Yogyakarta, 25 Juli 2026 – Rumah Zakat bersama PT Trimegah Sekuritas Indonesia menggelar kegiatan Edukasi Literasi Wakaf Produktif yang diikuti sekitar 50 peserta. Peserta berasal dari mitra PT Trimegah Sekuritas, donatur Rumah Zakat, serta berbagai institusi yang bergerak di bidang filantropi dan wakaf.
Kegiatan ini mendapat dukungan dari Kantor Perwakilan Bank Indonesia Daerah Istimewa Yogyakarta. Melalui kegiatan ini, masyarakat diajak memahami bahwa wakaf tidak hanya berupa tanah atau bangunan.

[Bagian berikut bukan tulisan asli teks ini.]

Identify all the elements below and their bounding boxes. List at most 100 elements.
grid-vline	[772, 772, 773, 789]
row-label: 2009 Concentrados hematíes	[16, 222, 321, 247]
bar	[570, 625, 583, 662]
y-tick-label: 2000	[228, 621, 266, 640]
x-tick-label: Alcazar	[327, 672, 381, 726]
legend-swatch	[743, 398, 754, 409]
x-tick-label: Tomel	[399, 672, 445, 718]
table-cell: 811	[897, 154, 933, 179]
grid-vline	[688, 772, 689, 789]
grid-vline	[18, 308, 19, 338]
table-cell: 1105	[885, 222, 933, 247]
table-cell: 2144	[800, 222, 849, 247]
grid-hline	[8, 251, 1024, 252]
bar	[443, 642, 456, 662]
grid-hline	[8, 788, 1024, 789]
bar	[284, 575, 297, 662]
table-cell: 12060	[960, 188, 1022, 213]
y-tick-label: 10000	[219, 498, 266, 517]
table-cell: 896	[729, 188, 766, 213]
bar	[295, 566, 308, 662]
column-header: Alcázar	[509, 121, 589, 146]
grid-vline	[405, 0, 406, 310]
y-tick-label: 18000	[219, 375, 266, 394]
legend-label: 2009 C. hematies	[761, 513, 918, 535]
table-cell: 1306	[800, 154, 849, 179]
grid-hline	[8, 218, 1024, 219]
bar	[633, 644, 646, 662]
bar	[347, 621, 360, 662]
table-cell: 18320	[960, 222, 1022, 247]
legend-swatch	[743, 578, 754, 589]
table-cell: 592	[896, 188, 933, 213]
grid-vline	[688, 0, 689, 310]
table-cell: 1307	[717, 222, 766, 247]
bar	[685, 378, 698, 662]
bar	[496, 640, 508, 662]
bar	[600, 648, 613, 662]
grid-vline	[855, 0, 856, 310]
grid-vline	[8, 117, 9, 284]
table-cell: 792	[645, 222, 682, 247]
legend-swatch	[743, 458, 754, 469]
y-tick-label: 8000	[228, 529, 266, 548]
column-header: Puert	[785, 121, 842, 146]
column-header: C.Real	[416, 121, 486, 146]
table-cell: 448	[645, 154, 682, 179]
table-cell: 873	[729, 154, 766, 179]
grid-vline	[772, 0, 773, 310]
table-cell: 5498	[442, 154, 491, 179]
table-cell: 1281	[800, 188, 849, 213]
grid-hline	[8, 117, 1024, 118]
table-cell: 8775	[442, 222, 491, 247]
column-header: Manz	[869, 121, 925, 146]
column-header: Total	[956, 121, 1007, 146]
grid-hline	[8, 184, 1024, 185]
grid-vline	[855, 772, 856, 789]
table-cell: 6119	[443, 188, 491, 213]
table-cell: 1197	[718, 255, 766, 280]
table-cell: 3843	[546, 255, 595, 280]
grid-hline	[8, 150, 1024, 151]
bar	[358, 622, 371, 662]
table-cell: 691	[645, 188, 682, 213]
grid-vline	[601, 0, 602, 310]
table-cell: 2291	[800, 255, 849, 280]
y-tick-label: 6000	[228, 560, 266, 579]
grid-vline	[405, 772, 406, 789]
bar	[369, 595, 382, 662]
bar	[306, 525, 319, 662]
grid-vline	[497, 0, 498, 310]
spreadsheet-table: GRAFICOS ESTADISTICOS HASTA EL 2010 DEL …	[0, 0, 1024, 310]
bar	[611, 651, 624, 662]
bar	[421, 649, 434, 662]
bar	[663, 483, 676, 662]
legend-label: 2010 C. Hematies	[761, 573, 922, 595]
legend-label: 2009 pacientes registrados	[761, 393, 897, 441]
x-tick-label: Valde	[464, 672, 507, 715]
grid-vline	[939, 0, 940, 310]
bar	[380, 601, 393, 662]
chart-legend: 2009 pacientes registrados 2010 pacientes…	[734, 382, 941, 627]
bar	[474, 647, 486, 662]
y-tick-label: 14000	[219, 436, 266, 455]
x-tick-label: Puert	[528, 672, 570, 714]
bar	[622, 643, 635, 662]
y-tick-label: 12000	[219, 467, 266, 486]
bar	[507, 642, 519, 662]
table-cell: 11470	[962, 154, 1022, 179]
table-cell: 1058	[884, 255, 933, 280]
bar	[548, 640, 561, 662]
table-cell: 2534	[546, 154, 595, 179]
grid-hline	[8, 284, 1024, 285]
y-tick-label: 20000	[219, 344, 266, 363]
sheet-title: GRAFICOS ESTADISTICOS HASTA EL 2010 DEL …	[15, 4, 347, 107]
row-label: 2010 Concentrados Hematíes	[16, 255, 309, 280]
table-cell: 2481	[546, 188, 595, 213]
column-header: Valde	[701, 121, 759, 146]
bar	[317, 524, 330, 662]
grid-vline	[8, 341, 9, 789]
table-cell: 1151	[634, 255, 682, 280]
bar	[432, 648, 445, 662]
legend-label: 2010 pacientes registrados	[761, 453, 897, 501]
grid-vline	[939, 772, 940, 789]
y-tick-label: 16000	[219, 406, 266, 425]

Namun, wakaf juga dapat dilakukan dalam bentuk uang tanpa batasan nominal.
Acara menghadirkan Chief Executive Officer Rumah Zakat, Irvan Nugraha, Chief Marketing and Digital Fundraising Officer Rumah Zakat, Didi Sabir, serta Head of Mutual Fund Strategic & Partnership PT Trimegah Sekuritas Indonesia, Hasbie Sukaton.
Selain itu, kegiatan ini juga dihadiri oleh perwakilan Unit Usaha Syariah Bank BPD DIY, Kantor Perwakilan Bank Indonesia DIY, Universitas Gadjah Mada, Kanwil Kementerian Agama DIY, Biro Kesra Pemerintah Daerah DIY, serta SAKAFA.
Kehadiran berbagai pihak tersebut menunjukkan pentingnya kolaborasi dalam memperkuat ekosistem wakaf produktif di Indonesia.

Dalam pemaparannya, Irvan Nugraha menjelaskan bahwa potensi filantropi Islam tidak hanya berasal dari zakat, infak, dan sedekah. Di sisi lain, wakaf memiliki peluang besar untuk mendukung pembiayaan program pemberdayaan masyarakat.
Menurutnya, pokok dana wakaf akan tetap terjaga. Sementara itu, hasil pengelolaannya dapat dimanfaatkan untuk membiayai berbagai program sosial dan ekonomi.
Dengan demikian, manfaat wakaf dapat terus dirasakan dalam jangka panjang. Program pemberdayaan juga tidak hanya bergantung pada dana zakat, infak, dan sedekah.
Hasbie Sukaton menjelaskan bahwa wakaf kini berkembang menjadi instrumen endowment fund atau dana abadi. Karena itu, wakaf uang tidak hanya menjadi sarana berbagi, tetapi juga menjadi aset produktif.
Hasil pengelolaan wakaf dapat digunakan untuk mendukung pemberdayaan ekonomi masyarakat. Selain memberikan manfaat sosial, model ini juga mendorong keberlanjutan program-program kemanusiaan.
Lelang Wakaf untuk Program Produktif
Pada kesempatan tersebut, Rumah Zakat juga menggelar lelang wakaf. Peserta memperoleh kesempatan untuk mendukung Program Wakaf Sarana Air Bersih Sumur dan Wakaf Uang Produktif.
Lelang wakaf difasilitasi melalui platform gandenggendong.com yang diinisiasi oleh Kantor Perwakilan Bank Indonesia Daerah Istimewa Yogyakarta.
Komitmen Mengembangkan Wakaf Produktif
Melalui kegiatan ini, Rumah Zakat berharap literasi wakaf produktif semakin meningkat. Selain itu, masyarakat diharapkan semakin memahami bahwa wakaf merupakan instrumen dana abadi yang mampu memberikan manfaat berkelanjutan.
Ke depan, Rumah Zakat akan terus memperkuat kolaborasi dengan berbagai mitra. Lembaga ini juga berkomitmen mengembangkan pengelolaan wakaf yang profesional, transparan, dan berdampak.
Pada akhirnya, sinergi tersebut diharapkan mampu memperluas manfaat wakaf. Tidak hanya itu, wakaf juga dapat menjadi salah satu pilar penting dalam mendukung pemberdayaan ekonomi dan meningkatkan kesejahteraan masyarakat.